Rz. 160
Als Unterbrechungsakt kommt ferner die rechtswirksame vorläufige gerichtliche Einstellung des Verfahrens wegen Abwesenheit des Angeklagten (§ 205 StPO) oder jede – nicht nur zum Schein (s. Rz. 143) erfolgende – Anordnung des Richters oder Staatsanwalts, die nach einer solchen Verfahrenseinstellung
- zur Ermittlung des Aufenthalts des Beschuldigten im Verfahren gegen Abwesende oder
- zur Sicherung von Beweisen führt,
in Betracht (§ 78c Abs. 1 Nr. 10 StGB ). Auch die Anordnung erneuter Fahndungsmaßnahmen gegenüber einem im Ausland lebenden Angeklagten kann von Nr. 10 erfasst sein.
Beispiel 3
A hatte für die Jahre 01–03 Einkommen- und Gewerbesteuer verkürzt. Die Verjährung begann mit Bekanntgabe der Steuerbescheide im Dezember 04; sie wurde vor Ablauf der Verjährungsfrist durch Erhebung der ersten Anklage in 07 und erneut durch die vorläufige gerichtliche Einstellung wegen Abwesenheit des Angeklagten unterbrochen (§ 78c Abs. 1 Nr. 6 und 10 StGB); A hatte sich 07 durch Flucht in die Schweiz dem Verfahren entzogen, woraufhin er zur Festnahme ausgeschrieben wurde. In der Schweiz hielt er sich unter einer dem Gericht und der StA bekannten Anschrift auf. In der Folgezeit ordneten der Vorsitzende der Strafkammer oder die StA bis zum Beginn der Hauptverhandlung im Oktober 13 wiederholt "die Erneuerung der Fahndung" an.

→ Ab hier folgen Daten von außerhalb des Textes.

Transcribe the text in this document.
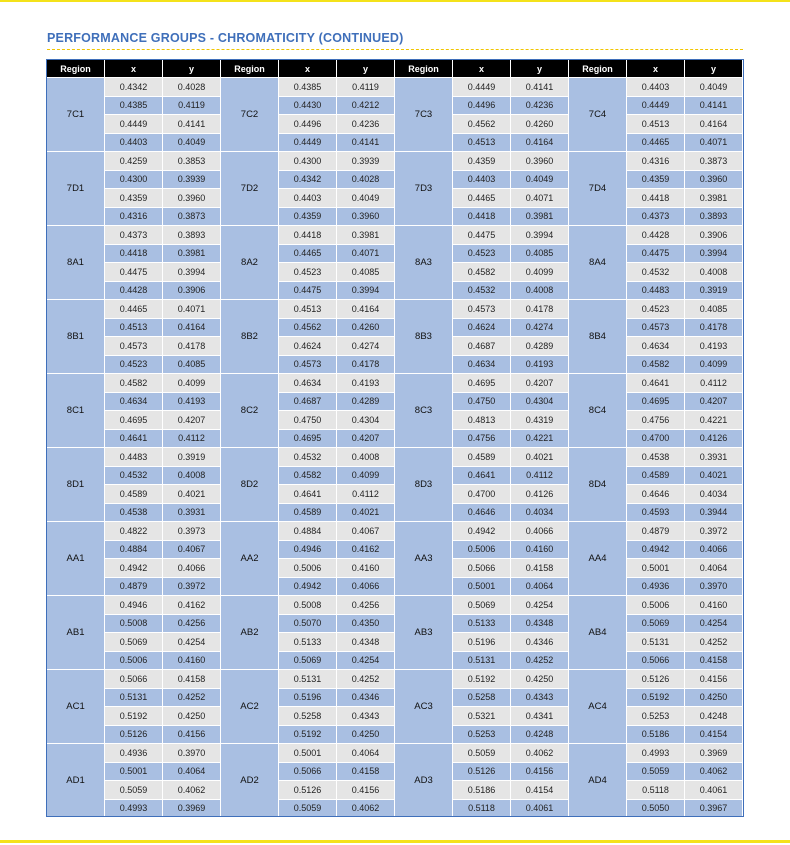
PERFORMANCE GROUPS - CHROMATICITY (CONTINUED)
Region	x	y	Region	x	y	Region	x	y	Region	x	y
7C1	0.4342	0.4028	7C2	0.4385	0.4119	7C3	0.4449	0.4141	7C4	0.4403	0.4049
	0.4385	0.4119		0.4430	0.4212		0.4496	0.4236		0.4449	0.4141
	0.4449	0.4141		0.4496	0.4236		0.4562	0.4260		0.4513	0.4164
	0.4403	0.4049		0.4449	0.4141		0.4513	0.4164		0.4465	0.4071
7D1	0.4259	0.3853	7D2	0.4300	0.3939	7D3	0.4359	0.3960	7D4	0.4316	0.3873
	0.4300	0.3939		0.4342	0.4028		0.4403	0.4049		0.4359	0.3960
	0.4359	0.3960		0.4403	0.4049		0.4465	0.4071		0.4418	0.3981
	0.4316	0.3873		0.4359	0.3960		0.4418	0.3981		0.4373	0.3893
8A1	0.4373	0.3893	8A2	0.4418	0.3981	8A3	0.4475	0.3994	8A4	0.4428	0.3906
	0.4418	0.3981		0.4465	0.4071		0.4523	0.4085		0.4475	0.3994
	0.4475	0.3994		0.4523	0.4085		0.4582	0.4099		0.4532	0.4008
	0.4428	0.3906		0.4475	0.3994		0.4532	0.4008		0.4483	0.3919
8B1	0.4465	0.4071	8B2	0.4513	0.4164	8B3	0.4573	0.4178	8B4	0.4523	0.4085
	0.4513	0.4164		0.4562	0.4260		0.4624	0.4274		0.4573	0.4178
	0.4573	0.4178		0.4624	0.4274		0.4687	0.4289		0.4634	0.4193
	0.4523	0.4085		0.4573	0.4178		0.4634	0.4193		0.4582	0.4099
8C1	0.4582	0.4099	8C2	0.4634	0.4193	8C3	0.4695	0.4207	8C4	0.4641	0.4112
	0.4634	0.4193		0.4687	0.4289		0.4750	0.4304		0.4695	0.4207
	0.4695	0.4207		0.4750	0.4304		0.4813	0.4319		0.4756	0.4221
	0.4641	0.4112		0.4695	0.4207		0.4756	0.4221		0.4700	0.4126
8D1	0.4483	0.3919	8D2	0.4532	0.4008	8D3	0.4589	0.4021	8D4	0.4538	0.3931
	0.4532	0.4008		0.4582	0.4099		0.4641	0.4112		0.4589	0.4021
	0.4589	0.4021		0.4641	0.4112		0.4700	0.4126		0.4646	0.4034
	0.4538	0.3931		0.4589	0.4021		0.4646	0.4034		0.4593	0.3944
AA1	0.4822	0.3973	AA2	0.4884	0.4067	AA3	0.4942	0.4066	AA4	0.4879	0.3972
	0.4884	0.4067		0.4946	0.4162		0.5006	0.4160		0.4942	0.4066
	0.4942	0.4066		0.5006	0.4160		0.5066	0.4158		0.5001	0.4064
	0.4879	0.3972		0.4942	0.4066		0.5001	0.4064		0.4936	0.3970
AB1	0.4946	0.4162	AB2	0.5008	0.4256	AB3	0.5069	0.4254	AB4	0.5006	0.4160
	0.5008	0.4256		0.5070	0.4350		0.5133	0.4348		0.5069	0.4254
	0.5069	0.4254		0.5133	0.4348		0.5196	0.4346		0.5131	0.4252
	0.5006	0.4160		0.5069	0.4254		0.5131	0.4252		0.5066	0.4158
AC1	0.5066	0.4158	AC2	0.5131	0.4252	AC3	0.5192	0.4250	AC4	0.5126	0.4156
	0.5131	0.4252		0.5196	0.4346		0.5258	0.4343		0.5192	0.4250
	0.5192	0.4250		0.5258	0.4343		0.5321	0.4341		0.5253	0.4248
	0.5126	0.4156		0.5192	0.4250		0.5253	0.4248		0.5186	0.4154
AD1	0.4936	0.3970	AD2	0.5001	0.4064	AD3	0.5059	0.4062	AD4	0.4993	0.3969
	0.5001	0.4064		0.5066	0.4158		0.5126	0.4156		0.5059	0.4062
	0.5059	0.4062		0.5126	0.4156		0.5186	0.4154		0.5118	0.4061
	0.4993	0.3969		0.5059	0.4062		0.5118	0.4061		0.5050	0.3967
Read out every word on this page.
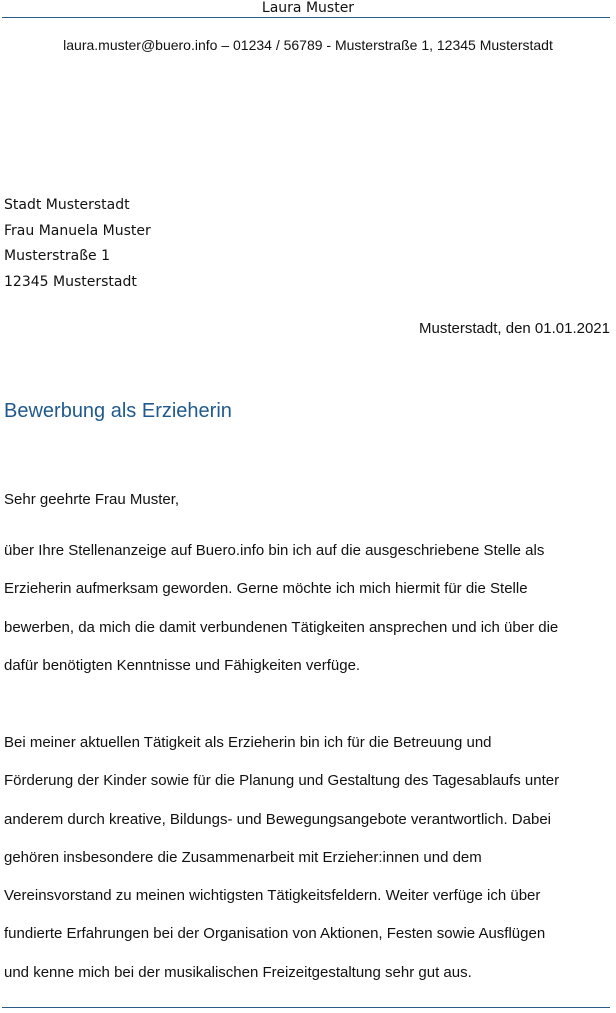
Laura Muster
laura.muster@buero.info – 01234 / 56789 - Musterstraße 1, 12345 Musterstadt
Stadt Musterstadt
Frau Manuela Muster
Musterstraße 1
12345 Musterstadt
Musterstadt, den 01.01.2021
Bewerbung als Erzieherin
Sehr geehrte Frau Muster,
über Ihre Stellenanzeige auf Buero.info bin ich auf die ausgeschriebene Stelle als
Erzieherin aufmerksam geworden. Gerne möchte ich mich hiermit für die Stelle
bewerben, da mich die damit verbundenen Tätigkeiten ansprechen und ich über die
dafür benötigten Kenntnisse und Fähigkeiten verfüge.
Bei meiner aktuellen Tätigkeit als Erzieherin bin ich für die Betreuung und
Förderung der Kinder sowie für die Planung und Gestaltung des Tagesablaufs unter
anderem durch kreative, Bildungs- und Bewegungsangebote verantwortlich. Dabei
gehören insbesondere die Zusammenarbeit mit Erzieher:innen und dem
Vereinsvorstand zu meinen wichtigsten Tätigkeitsfeldern. Weiter verfüge ich über
fundierte Erfahrungen bei der Organisation von Aktionen, Festen sowie Ausflügen
und kenne mich bei der musikalischen Freizeitgestaltung sehr gut aus.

Ob diese Anordnung der erneuten Fahndung verjährungsunterbrechend ist, ist zweifelhaft. Ein Angeschuldigter ist abwesend, wenn sein "Aufenthalt unbekannt" ist oder er sich "im Ausland (ohne Gestellungsmöglichkeit) aufhält" (§ 276 StPO), Letzteres war im Beispiel der Fall, so dass der Angeschuldigte "abwesend" war. Der BGH schließt aus der Abwesenheit und dem Zweck der Fahndungsmaßnahme, einen denkbaren (zeitweisen) inländischen Aufenthalt zum Zwecke der Festnahme zu ermitteln, auf die Anwendbarkeit der Nr. 10. Dies vermischt aber die Begrifflichkeiten. Das Vorliegen eines Verfahrens wegen Abwesenheit war zu bejahen, doch knüpft dieses Verfahren nicht an einen "unbekannten Aufenthalt", sondern an die Tatsache an, dass der Angeklagte sich bekanntermaßen "im Ausland aufhält" (vgl. § 276 StPO). Dann aber bedarf es keiner von § 78c Abs. 1 Nr. 10 StGB geforderten "Ermittlung des Aufenthalts". Etwas anderes wird zu gelten haben, wenn tatsächliche Anhaltspunkte für einen – wenn auch nur gelegentlichen – "Aufenthalt" im Inland vorliegen, anlässlich dessen der Angeschuldigte festgenommen werden kann.